I think longer term a new trader or for that matter any trader that wants to learn relative easier approach to trading using SLA could do worse, and one can make any method as complicated as they want to make it. But I like methods where I am waiting for price to come to area I want to buy as in "Buy Low/Sell high", risk will always be tightest cause of this concept. It has worked well for me in 60 minute timeframe, dailies and weeklies, I believe a number of software programs do automatically or program yourself. Here is a good site http://www.finviz.com/ or http://www.nebadawn.com/
Are there any more sites or inexpensive softwares that help finding SLA?
The longer one trades, the more likely he is to have picked up on nuances that are next to impossible to convey. When he tries, he runs the risk of making seem extraordinarily complex what is on the surface extremely simple. Try to explain, for example, the process of walking down a flight of stairs. Or, as I mentioned the other day, the difference between playing the piano using color-coded keys that are matched to color-coded sheet music and playing the piano with any sort of sheet music at all.
You mention "waiting for price to come to area I want to buy", which is where Auction Market Theory and buying at extremes comes into it. One can try to trade double tops and bottoms and lower highs and higher lows as a way of life, but unless one is doing it at extremes, it is more likely to be a way to the poorhouse. This is what Dunnigan never quite figured out nor, as far as I know, did Joe Ross ever figure it out either (I haven't looked at his stuff in quite some time). If one can wait for price to reach one of these extremes, such as the NQ reversal off 4440, trading can seem like falling off a log. But if he attempts to trade reversals off any sort of manufactured line, particularly one which exists primarily -- or only -- in his head, he will be far less successful.

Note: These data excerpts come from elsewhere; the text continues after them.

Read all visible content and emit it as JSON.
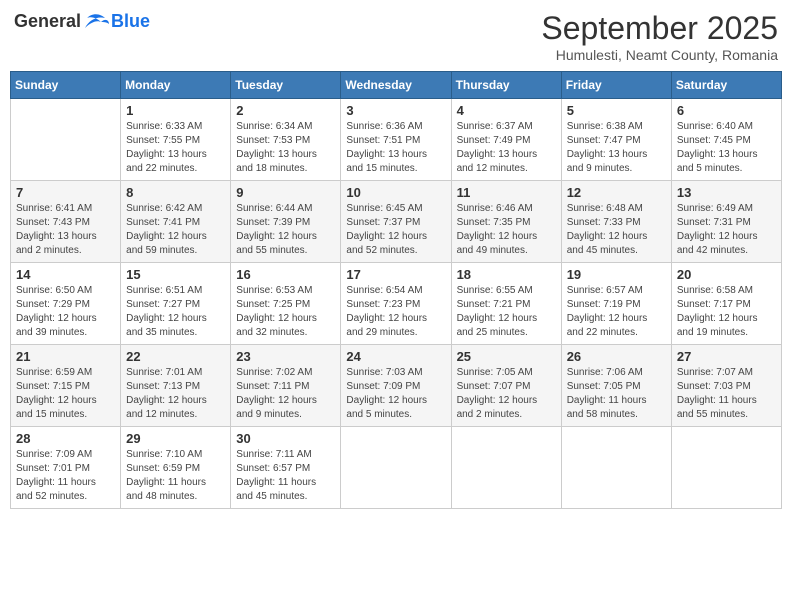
{
  "header": {
    "logo_general": "General",
    "logo_blue": "Blue",
    "month_title": "September 2025",
    "subtitle": "Humulesti, Neamt County, Romania"
  },
  "days_of_week": [
    "Sunday",
    "Monday",
    "Tuesday",
    "Wednesday",
    "Thursday",
    "Friday",
    "Saturday"
  ],
  "weeks": [
    [
      {
        "day": "",
        "info": ""
      },
      {
        "day": "1",
        "info": "Sunrise: 6:33 AM\nSunset: 7:55 PM\nDaylight: 13 hours\nand 22 minutes."
      },
      {
        "day": "2",
        "info": "Sunrise: 6:34 AM\nSunset: 7:53 PM\nDaylight: 13 hours\nand 18 minutes."
      },
      {
        "day": "3",
        "info": "Sunrise: 6:36 AM\nSunset: 7:51 PM\nDaylight: 13 hours\nand 15 minutes."
      },
      {
        "day": "4",
        "info": "Sunrise: 6:37 AM\nSunset: 7:49 PM\nDaylight: 13 hours\nand 12 minutes."
      },
      {
        "day": "5",
        "info": "Sunrise: 6:38 AM\nSunset: 7:47 PM\nDaylight: 13 hours\nand 9 minutes."
      },
      {
        "day": "6",
        "info": "Sunrise: 6:40 AM\nSunset: 7:45 PM\nDaylight: 13 hours\nand 5 minutes."
      }
    ],
    [
      {
        "day": "7",
        "info": "Sunrise: 6:41 AM\nSunset: 7:43 PM\nDaylight: 13 hours\nand 2 minutes."
      },
      {
        "day": "8",
        "info": "Sunrise: 6:42 AM\nSunset: 7:41 PM\nDaylight: 12 hours\nand 59 minutes."
      },
      {
        "day": "9",
        "info": "Sunrise: 6:44 AM\nSunset: 7:39 PM\nDaylight: 12 hours\nand 55 minutes."
      },
      {
        "day": "10",
        "info": "Sunrise: 6:45 AM\nSunset: 7:37 PM\nDaylight: 12 hours\nand 52 minutes."
      },
      {
        "day": "11",
        "info": "Sunrise: 6:46 AM\nSunset: 7:35 PM\nDaylight: 12 hours\nand 49 minutes."
      },
      {
        "day": "12",
        "info": "Sunrise: 6:48 AM\nSunset: 7:33 PM\nDaylight: 12 hours\nand 45 minutes."
      },
      {
        "day": "13",
        "info": "Sunrise: 6:49 AM\nSunset: 7:31 PM\nDaylight: 12 hours\nand 42 minutes."
      }
    ],
    [
      {
        "day": "14",
        "info": "Sunrise: 6:50 AM\nSunset: 7:29 PM\nDaylight: 12 hours\nand 39 minutes."
      },
      {
        "day": "15",
        "info": "Sunrise: 6:51 AM\nSunset: 7:27 PM\nDaylight: 12 hours\nand 35 minutes."
      },
      {
        "day": "16",
        "info": "Sunrise: 6:53 AM\nSunset: 7:25 PM\nDaylight: 12 hours\nand 32 minutes."
      },
      {
        "day": "17",
        "info": "Sunrise: 6:54 AM\nSunset: 7:23 PM\nDaylight: 12 hours\nand 29 minutes."
      },
      {
        "day": "18",
        "info": "Sunrise: 6:55 AM\nSunset: 7:21 PM\nDaylight: 12 hours\nand 25 minutes."
      },
      {
        "day": "19",
        "info": "Sunrise: 6:57 AM\nSunset: 7:19 PM\nDaylight: 12 hours\nand 22 minutes."
      },
      {
        "day": "20",
        "info": "Sunrise: 6:58 AM\nSunset: 7:17 PM\nDaylight: 12 hours\nand 19 minutes."
      }
    ],
    [
      {
        "day": "21",
        "info": "Sunrise: 6:59 AM\nSunset: 7:15 PM\nDaylight: 12 hours\nand 15 minutes."
      },
      {
        "day": "22",
        "info": "Sunrise: 7:01 AM\nSunset: 7:13 PM\nDaylight: 12 hours\nand 12 minutes."
      },
      {
        "day": "23",
        "info": "Sunrise: 7:02 AM\nSunset: 7:11 PM\nDaylight: 12 hours\nand 9 minutes."
      },
      {
        "day": "24",
        "info": "Sunrise: 7:03 AM\nSunset: 7:09 PM\nDaylight: 12 hours\nand 5 minutes."
      },
      {
        "day": "25",
        "info": "Sunrise: 7:05 AM\nSunset: 7:07 PM\nDaylight: 12 hours\nand 2 minutes."
      },
      {
        "day": "26",
        "info": "Sunrise: 7:06 AM\nSunset: 7:05 PM\nDaylight: 11 hours\nand 58 minutes."
      },
      {
        "day": "27",
        "info": "Sunrise: 7:07 AM\nSunset: 7:03 PM\nDaylight: 11 hours\nand 55 minutes."
      }
    ],
    [
      {
        "day": "28",
        "info": "Sunrise: 7:09 AM\nSunset: 7:01 PM\nDaylight: 11 hours\nand 52 minutes."
      },
      {
        "day": "29",
        "info": "Sunrise: 7:10 AM\nSunset: 6:59 PM\nDaylight: 11 hours\nand 48 minutes."
      },
      {
        "day": "30",
        "info": "Sunrise: 7:11 AM\nSunset: 6:57 PM\nDaylight: 11 hours\nand 45 minutes."
      },
      {
        "day": "",
        "info": ""
      },
      {
        "day": "",
        "info": ""
      },
      {
        "day": "",
        "info": ""
      },
      {
        "day": "",
        "info": ""
      }
    ]
  ]
}
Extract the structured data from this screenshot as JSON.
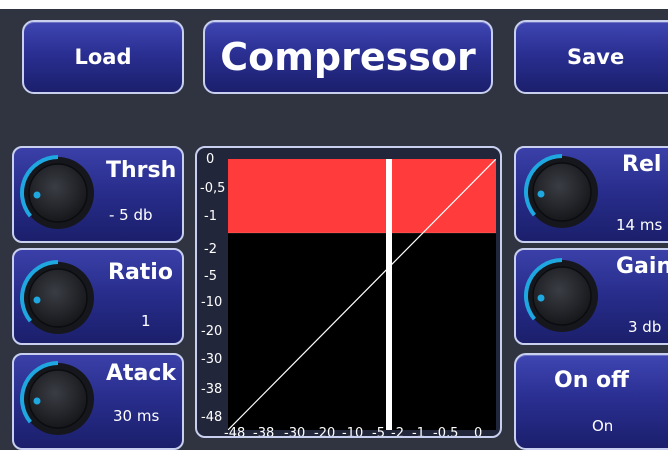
{
  "header": {
    "load_label": "Load",
    "title": "Compressor",
    "save_label": "Save"
  },
  "params": {
    "threshold": {
      "name": "Thrsh",
      "value": "- 5 db"
    },
    "ratio": {
      "name": "Ratio",
      "value": "1"
    },
    "attack": {
      "name": "Atack",
      "value": "30 ms"
    },
    "release": {
      "name": "Rel",
      "value": "14 ms"
    },
    "gain": {
      "name": "Gain",
      "value": "3 db"
    },
    "onoff": {
      "name": "On off",
      "value": "On"
    }
  },
  "graph": {
    "y_ticks": [
      "0",
      "-0,5",
      "-1",
      "-2",
      "-5",
      "-10",
      "-20",
      "-30",
      "-38",
      "-48"
    ],
    "x_ticks": [
      "-48",
      "-38",
      "-30",
      "-20",
      "-10",
      "-5",
      "-2",
      "-1",
      "-0,5",
      "0"
    ],
    "threshold_db": -5,
    "colors": {
      "zone": "#ff3b3b",
      "plot_bg": "#000000",
      "line": "#ffffff"
    }
  },
  "colors": {
    "background": "#2f3440",
    "button": "#2a2f92",
    "knob_arc": "#1fa7e0"
  }
}
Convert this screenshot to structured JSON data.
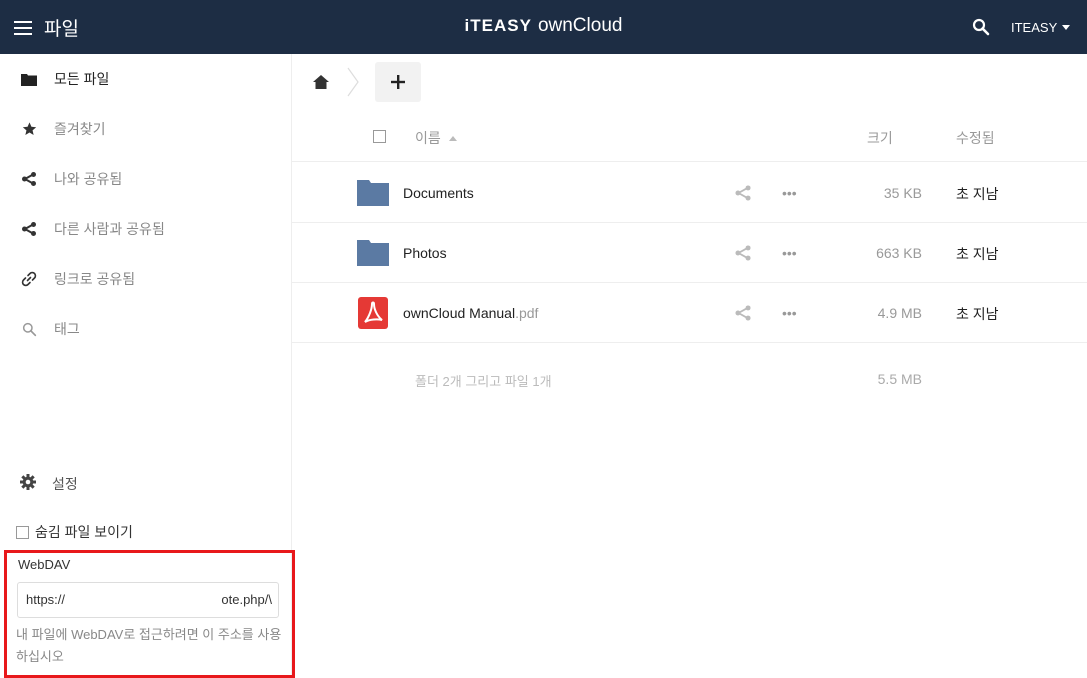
{
  "header": {
    "app_name": "파일",
    "brand_part1": "iTEASY",
    "brand_part2": "ownCloud",
    "user": "ITEASY",
    "background": "#1d2d44"
  },
  "sidebar": {
    "items": [
      {
        "label": "모든 파일",
        "icon": "folder-icon",
        "active": true
      },
      {
        "label": "즐겨찾기",
        "icon": "star-icon"
      },
      {
        "label": "나와 공유됨",
        "icon": "share-icon"
      },
      {
        "label": "다른 사람과 공유됨",
        "icon": "share-icon"
      },
      {
        "label": "링크로 공유됨",
        "icon": "link-icon"
      },
      {
        "label": "태그",
        "icon": "search-icon"
      }
    ],
    "settings_label": "설정",
    "show_hidden_label": "숨김 파일 보이기",
    "webdav": {
      "title": "WebDAV",
      "url_start": "https://",
      "url_end": "ote.php/\\",
      "hint": "내 파일에 WebDAV로 접근하려면 이 주소를 사용하십시오",
      "highlight_color": "#e8181b"
    }
  },
  "main": {
    "new_label": "+",
    "columns": {
      "name": "이름",
      "size": "크기",
      "modified": "수정됨"
    },
    "files": [
      {
        "name": "Documents",
        "ext": "",
        "type": "folder",
        "size": "35 KB",
        "modified": "초 지남"
      },
      {
        "name": "Photos",
        "ext": "",
        "type": "folder",
        "size": "663 KB",
        "modified": "초 지남"
      },
      {
        "name": "ownCloud Manual",
        "ext": ".pdf",
        "type": "pdf",
        "size": "4.9 MB",
        "modified": "초 지남"
      }
    ],
    "summary": {
      "text": "폴더 2개 그리고 파일 1개",
      "size": "5.5 MB"
    },
    "folder_color": "#5b7aa3",
    "pdf_color": "#e53935"
  }
}
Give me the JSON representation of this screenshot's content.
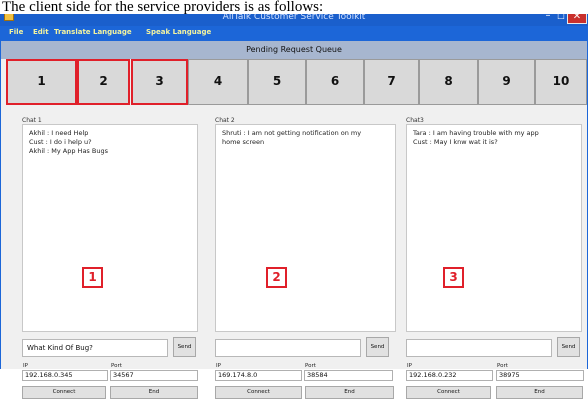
{
  "caption": "The client side for the service providers is as follows:",
  "window": {
    "title": "AllTalk Customer Service Toolkit",
    "min_glyph": "–",
    "max_glyph": "□",
    "close_glyph": "✕"
  },
  "menu": [
    "File",
    "Edit",
    "Translate Language",
    "Speak Language"
  ],
  "queue": {
    "header": "Pending Request Queue",
    "buttons": [
      "1",
      "2",
      "3",
      "4",
      "5",
      "6",
      "7",
      "8",
      "9",
      "10"
    ],
    "highlighted": [
      "1",
      "2",
      "3"
    ]
  },
  "chats": [
    {
      "label": "Chat 1",
      "messages": [
        "Akhil : I need Help",
        "Cust : I do i help u?",
        "Akhil : My App Has Bugs"
      ],
      "marker": "1",
      "input_value": "What Kind Of Bug?",
      "send_label": "Send",
      "ip_label": "IP",
      "ip_value": "192.168.0.345",
      "port_label": "Port",
      "port_value": "34567",
      "connect_label": "Connect",
      "end_label": "End"
    },
    {
      "label": "Chat 2",
      "messages": [
        "Shruti : I am not getting notification on my",
        "home screen"
      ],
      "marker": "2",
      "input_value": "",
      "send_label": "Send",
      "ip_label": "IP",
      "ip_value": "169.174.8.0",
      "port_label": "Port",
      "port_value": "38584",
      "connect_label": "Connect",
      "end_label": "End"
    },
    {
      "label": "Chat3",
      "messages": [
        "Tara : I am having trouble with my app",
        "Cust : May I knw wat it is?"
      ],
      "marker": "3",
      "input_value": "",
      "send_label": "Send",
      "ip_label": "IP",
      "ip_value": "192.168.0.232",
      "port_label": "Port",
      "port_value": "38975",
      "connect_label": "Connect",
      "end_label": "End"
    }
  ],
  "colors": {
    "titlebar": "#1a5fcc",
    "menu_text": "#f4f4a0",
    "highlight_border": "#e0202a",
    "queue_header": "#a7b6cf"
  }
}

As for sites and software, not really. The SLA came about as a means for me to explain Wyckoff, since so many people, particularly young people, have difficulty with the language of 1934. And as Wyckoff is so basic -- demand/supply, price/volume, support/resistance, trending/ranging -- the SLA seeks to be as simple, even simpler since it doesn't include volume. Even so, while many people pick up on it easily, many people don't, primarily because they are so afraid of being wrong and losing money that they are afraid to take the most obvious trades, such as a breakout from a range, or climactic reversals.
The pdf I've mentioned once or twice
is all there is, as far as I know, though thematically there are others who have more or less the same objective. Al Brooks, for example, seems to have his heart in the right place, or at least I've been told, but he goes on for two thousand pages, whereas the SLA/AMT is only 44. With charts. And the Brooks books are $200 all told. The SLA/AMT is free. The chief difficulty with those who attempt to teach trading by price is that they begin with the bar, but as price is continuous, and the bar is largely irrelevant, the traps and snares are laid almost at the outset. As an introduction to the whole idea, almost a precis, I can't think of anything better than Section 7 of Wyckoff's course. The algorithmically-incined laugh it off, but what matters is the profits, not how one came about them.On a personal note, that you can remain so interested in all of this while undergoing chemotherapy is astonishing. And inspiring.